FIGURE 6. — **E-selectin KO mice are protected from CL 316,243-mediated adipose tissue inflammation.** A, wild type, E-sel KO, or P-sel KO mice were injected with 0.5 mg/kg CL 316,243 or PBS intraperitoneally for 18 h. Visceral adipose tissue was isolated, mRNA was extracted, and qRT-PCR was performed for the indicated genes. Data represent average gene expression as compared with *36b4* ± S.E. (n = 3–9, *; p < 0.05, **; p < 0.005). *B–D*, wild type or E-sel KO mice were injected with 1 mg/kg CL 316,243 or PBS for 18 h. Adipose tissue SVF was isolated and FACS analysis was performed. B, wild type mice. C, E-sel KO mice. *Upper panels*, PBS-treated animals. *Lower panels*, CL-treated animals. *Left panels*, Siglec F-negative, CD11b and F4/80-positive cells. *Right panels*, GR-1-positive cells. Panels are representative of 5–14 animals per group. D, quantitation of *B-C. Left panel*, Siglec F-negative, CD11b and F4/80-positive cells. *Right panel*, GR-1-positive cells. (n = 5–14, +; p = 0.06, #; p < 0.0005).

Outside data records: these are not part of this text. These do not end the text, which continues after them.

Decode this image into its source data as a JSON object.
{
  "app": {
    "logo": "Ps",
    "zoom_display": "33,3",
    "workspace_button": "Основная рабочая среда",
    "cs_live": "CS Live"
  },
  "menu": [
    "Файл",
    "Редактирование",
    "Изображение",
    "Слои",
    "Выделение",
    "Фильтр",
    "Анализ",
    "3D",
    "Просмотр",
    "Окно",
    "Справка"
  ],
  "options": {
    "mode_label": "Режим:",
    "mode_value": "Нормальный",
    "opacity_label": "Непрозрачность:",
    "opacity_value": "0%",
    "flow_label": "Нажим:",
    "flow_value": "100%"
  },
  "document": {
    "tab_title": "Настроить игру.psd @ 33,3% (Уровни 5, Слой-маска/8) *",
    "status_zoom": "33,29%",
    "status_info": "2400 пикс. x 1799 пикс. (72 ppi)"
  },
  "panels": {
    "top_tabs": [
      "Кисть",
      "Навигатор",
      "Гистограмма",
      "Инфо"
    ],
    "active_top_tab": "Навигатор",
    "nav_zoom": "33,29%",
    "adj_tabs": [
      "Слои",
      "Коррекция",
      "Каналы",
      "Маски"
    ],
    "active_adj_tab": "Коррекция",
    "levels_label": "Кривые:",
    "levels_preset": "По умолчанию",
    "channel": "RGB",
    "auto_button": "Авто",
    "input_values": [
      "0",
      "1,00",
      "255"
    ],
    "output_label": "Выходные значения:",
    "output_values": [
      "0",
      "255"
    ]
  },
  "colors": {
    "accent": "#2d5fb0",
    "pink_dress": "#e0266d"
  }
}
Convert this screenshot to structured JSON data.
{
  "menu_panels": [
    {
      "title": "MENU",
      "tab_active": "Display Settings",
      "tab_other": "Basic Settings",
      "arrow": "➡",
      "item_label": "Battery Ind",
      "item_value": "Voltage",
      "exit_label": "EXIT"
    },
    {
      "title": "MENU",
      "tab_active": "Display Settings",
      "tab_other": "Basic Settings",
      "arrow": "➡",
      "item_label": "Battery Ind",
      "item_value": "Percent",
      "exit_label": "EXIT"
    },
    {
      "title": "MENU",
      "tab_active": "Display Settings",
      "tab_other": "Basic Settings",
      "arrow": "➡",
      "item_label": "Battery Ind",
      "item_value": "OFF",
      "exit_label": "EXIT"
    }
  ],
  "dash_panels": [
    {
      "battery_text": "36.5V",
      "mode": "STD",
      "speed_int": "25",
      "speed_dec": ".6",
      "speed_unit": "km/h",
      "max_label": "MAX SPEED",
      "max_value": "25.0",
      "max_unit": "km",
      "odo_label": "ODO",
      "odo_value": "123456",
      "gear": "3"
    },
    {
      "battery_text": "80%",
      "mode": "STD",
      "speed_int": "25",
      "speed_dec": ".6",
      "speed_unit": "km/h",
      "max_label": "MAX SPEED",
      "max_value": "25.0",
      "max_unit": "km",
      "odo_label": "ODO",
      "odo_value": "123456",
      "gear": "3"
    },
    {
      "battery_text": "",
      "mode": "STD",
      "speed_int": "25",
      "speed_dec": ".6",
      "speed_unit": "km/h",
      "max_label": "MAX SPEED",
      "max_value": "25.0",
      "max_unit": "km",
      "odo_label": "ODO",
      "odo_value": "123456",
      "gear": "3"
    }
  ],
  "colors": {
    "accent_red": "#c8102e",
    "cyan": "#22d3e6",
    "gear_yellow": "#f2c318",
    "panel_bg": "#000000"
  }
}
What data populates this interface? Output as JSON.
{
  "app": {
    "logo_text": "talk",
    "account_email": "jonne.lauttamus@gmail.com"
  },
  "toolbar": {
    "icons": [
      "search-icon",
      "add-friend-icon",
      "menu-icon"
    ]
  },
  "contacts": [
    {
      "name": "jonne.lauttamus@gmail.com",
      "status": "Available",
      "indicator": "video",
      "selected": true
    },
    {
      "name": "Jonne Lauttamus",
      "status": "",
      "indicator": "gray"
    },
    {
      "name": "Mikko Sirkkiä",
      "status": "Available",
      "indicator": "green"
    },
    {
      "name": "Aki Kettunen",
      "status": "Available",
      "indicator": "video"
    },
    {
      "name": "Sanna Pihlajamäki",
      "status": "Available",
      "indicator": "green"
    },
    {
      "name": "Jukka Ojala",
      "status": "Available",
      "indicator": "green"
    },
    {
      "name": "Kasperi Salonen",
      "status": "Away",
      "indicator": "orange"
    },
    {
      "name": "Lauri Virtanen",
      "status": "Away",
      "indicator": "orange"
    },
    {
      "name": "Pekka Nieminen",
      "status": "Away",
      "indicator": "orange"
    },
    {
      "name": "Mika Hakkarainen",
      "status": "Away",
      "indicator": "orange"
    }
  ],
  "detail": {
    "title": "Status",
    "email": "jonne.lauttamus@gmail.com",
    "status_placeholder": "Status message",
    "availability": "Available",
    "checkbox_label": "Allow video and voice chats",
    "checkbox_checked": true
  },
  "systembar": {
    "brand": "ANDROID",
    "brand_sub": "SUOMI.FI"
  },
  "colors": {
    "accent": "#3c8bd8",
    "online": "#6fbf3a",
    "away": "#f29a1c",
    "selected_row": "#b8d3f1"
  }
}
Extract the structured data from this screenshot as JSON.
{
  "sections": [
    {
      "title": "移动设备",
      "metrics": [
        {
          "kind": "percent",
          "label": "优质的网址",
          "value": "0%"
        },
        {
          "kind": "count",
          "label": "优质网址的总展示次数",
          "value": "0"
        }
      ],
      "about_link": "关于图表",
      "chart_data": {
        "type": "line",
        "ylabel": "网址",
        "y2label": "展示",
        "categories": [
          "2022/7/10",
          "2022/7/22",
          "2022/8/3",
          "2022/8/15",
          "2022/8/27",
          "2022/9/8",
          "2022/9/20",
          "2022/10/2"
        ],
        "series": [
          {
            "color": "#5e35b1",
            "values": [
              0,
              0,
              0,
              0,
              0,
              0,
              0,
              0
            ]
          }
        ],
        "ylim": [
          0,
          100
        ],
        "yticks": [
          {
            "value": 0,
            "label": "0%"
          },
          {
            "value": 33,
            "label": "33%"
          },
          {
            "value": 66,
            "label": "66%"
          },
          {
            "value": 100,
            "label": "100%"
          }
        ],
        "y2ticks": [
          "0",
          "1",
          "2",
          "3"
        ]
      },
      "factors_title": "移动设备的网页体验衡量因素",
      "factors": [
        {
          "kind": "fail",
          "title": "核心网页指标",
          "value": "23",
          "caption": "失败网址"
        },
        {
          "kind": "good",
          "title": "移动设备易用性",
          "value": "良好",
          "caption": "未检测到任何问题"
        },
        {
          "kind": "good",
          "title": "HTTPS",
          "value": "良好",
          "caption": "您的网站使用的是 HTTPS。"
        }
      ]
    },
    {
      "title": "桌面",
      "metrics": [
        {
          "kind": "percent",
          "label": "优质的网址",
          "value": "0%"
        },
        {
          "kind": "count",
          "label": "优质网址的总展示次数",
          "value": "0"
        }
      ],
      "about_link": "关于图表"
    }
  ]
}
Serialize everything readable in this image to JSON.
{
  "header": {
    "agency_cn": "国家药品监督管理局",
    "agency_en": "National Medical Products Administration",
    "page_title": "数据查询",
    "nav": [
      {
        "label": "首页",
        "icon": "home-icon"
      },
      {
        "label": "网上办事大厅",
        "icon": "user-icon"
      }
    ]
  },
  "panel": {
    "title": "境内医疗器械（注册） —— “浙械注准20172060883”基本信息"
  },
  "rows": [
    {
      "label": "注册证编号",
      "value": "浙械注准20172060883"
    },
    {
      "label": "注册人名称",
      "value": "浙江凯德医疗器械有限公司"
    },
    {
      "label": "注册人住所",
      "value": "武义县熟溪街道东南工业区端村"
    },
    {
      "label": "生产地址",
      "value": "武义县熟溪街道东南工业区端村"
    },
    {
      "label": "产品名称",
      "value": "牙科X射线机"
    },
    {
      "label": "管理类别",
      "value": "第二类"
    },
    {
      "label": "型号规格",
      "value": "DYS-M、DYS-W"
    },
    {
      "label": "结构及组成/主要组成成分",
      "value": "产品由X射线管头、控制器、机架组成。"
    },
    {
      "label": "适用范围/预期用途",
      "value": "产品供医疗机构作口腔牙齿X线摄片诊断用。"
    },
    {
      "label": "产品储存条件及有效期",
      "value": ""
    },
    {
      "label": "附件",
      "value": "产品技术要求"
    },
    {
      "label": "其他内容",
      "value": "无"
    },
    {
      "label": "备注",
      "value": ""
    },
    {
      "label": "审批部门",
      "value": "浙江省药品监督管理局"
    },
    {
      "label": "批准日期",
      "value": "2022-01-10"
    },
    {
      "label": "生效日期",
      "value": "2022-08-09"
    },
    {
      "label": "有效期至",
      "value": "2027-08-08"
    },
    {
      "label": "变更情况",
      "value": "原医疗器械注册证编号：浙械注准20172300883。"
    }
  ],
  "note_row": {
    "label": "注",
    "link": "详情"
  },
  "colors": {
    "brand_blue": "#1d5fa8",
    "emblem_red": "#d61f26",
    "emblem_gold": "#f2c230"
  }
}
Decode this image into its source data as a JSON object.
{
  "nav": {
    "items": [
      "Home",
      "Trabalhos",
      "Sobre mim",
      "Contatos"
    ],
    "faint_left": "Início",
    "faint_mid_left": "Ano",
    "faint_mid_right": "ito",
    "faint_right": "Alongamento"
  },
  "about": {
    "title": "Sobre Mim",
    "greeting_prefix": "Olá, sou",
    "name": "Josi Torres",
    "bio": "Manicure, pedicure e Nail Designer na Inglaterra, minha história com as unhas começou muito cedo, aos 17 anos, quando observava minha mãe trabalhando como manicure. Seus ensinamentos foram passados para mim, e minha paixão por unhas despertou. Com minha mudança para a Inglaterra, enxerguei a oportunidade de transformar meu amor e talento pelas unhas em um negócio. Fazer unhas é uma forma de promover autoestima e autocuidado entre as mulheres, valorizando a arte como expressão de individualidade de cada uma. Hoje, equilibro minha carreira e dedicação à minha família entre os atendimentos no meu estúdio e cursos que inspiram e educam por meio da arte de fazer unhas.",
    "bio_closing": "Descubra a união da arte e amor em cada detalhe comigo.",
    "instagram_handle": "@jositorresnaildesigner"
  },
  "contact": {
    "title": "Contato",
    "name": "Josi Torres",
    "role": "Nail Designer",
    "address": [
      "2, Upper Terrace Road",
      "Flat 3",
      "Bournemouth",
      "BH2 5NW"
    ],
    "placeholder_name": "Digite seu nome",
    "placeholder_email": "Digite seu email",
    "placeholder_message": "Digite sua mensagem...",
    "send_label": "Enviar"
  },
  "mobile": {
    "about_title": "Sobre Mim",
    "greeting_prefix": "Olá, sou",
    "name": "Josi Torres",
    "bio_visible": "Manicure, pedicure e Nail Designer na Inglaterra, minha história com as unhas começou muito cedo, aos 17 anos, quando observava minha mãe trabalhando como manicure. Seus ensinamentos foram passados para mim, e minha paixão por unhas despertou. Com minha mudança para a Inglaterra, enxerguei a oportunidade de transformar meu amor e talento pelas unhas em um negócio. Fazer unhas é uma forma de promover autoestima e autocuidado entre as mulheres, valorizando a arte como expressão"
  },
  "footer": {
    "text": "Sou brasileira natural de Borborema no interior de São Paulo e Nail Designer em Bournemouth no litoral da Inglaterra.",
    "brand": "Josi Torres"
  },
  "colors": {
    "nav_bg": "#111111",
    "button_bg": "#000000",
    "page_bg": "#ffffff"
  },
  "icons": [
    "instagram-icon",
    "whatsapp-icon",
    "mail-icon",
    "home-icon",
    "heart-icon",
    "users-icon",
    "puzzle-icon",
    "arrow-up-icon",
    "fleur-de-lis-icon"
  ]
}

Inflammatory cytokine expression was induced (CCL-2, 7-fold; IL1β, 9-fold; TNFα, 2-fold; and IL-6, 19-fold) after CL 316,243 treatment in wild type mice, with equivalent or enhanced induction of these genes in P-sel KO mice. However, E-sel KO mice were completely protected from the increased adipose tissue inflammatory cytokine response that ensued after CL 316,243 injection. Furthermore, significant reductions in CCL-2, IL1β, and TNFα were seen in CL 316,243-injected E-sel KO mice compared with wild type mice (Fig. 6A).

Finally, we evaluated whether E-sel KO mice were protected from neutrophil infiltration that ensued after CL 316,243 injection. To test this hypothesis, wild type and E-sel KO mice were injected with 1 mg/kg CL 316,243, and visceral adipose tissue was isolated 18 h later to obtain the SVF for FACS analysis. Though a 5-fold, significant increase was noted in GR1-positive cells in wild type animals after CL 316,243 injection, no significant increase in GR1-positive cells was found in E-sel KO mice (Fig. 6, B–D). Furthermore, there were no differences in fasting-induced accumulation of Siglec F negative, CD11b- and F4/80-positive cells in E-sel or P-sel KO mice compared with wild type mice as measured by flow cytometry (data not shown). These data suggest that E-selectin, but not P-selectin, is required for the adipose tissue inflammation that ensues upon β₃-adrenergic receptor stimulation, which is mediated by neutrophil recruitment. This is in contrast to fasting-induced adipose tissue inflammation, which is mediated by macrophages.

DISCUSSION

Much effort has been expended in recent years to understand the immune response that ensues in adipose tissue in obesity. Though many hypotheses have been brought forth to explain why this immune response occurs, recent studies suggest that lipids released by adipose tissue lipolysis may mediate this response (9, 10). To that end, increased adipose tissue leukocyte infiltration was observed in response to either fasting or β-adrenergic stimuli that cause lipid release from adipocytes (9, 10). The findings we present here confirm that immune cell infiltration into adipose tissue occurs in both chemical and fasting-induced models of lipolysis. Importantly, however, our studies revealed that these two modes of stimulation initiate quite different immune responses.

First, whereas CL 316,243-mediated inflammation is associated with neutrophil recruitment (Fig. 1), fasting-mediated inflammation is associated with macrophage accumulation (Fig. 4). These data are in contrast to a previous report that suggested that the infiltrating cells in both scenarios were macrophages (9). Second, CL 316,243-mediated inflammation is associated with acute increases in inflammatory cytokines (Figs. 2 and 6), while fasting-induced inflammation is associated with decreases in these same cytokines (Fig. 4). Third, and most strikingly, the CL 316,243-mediated immune response is associated with increased adipose-resident endothelial cell leukocyte adhesion molecule up-regulation, and requires E-selectin (Figs. 3, 5, 6). Conversely, fasting-induced inflammation did not cause adhesion molecule up-regulation, and did not require E-selectin (Fig. 4). Thus, the data presented herein suggest that though lipolysis triggers adipose tissue immune cell infiltration, there must be other factors in addition to lipolysis that determines what type of inflammation will ensue.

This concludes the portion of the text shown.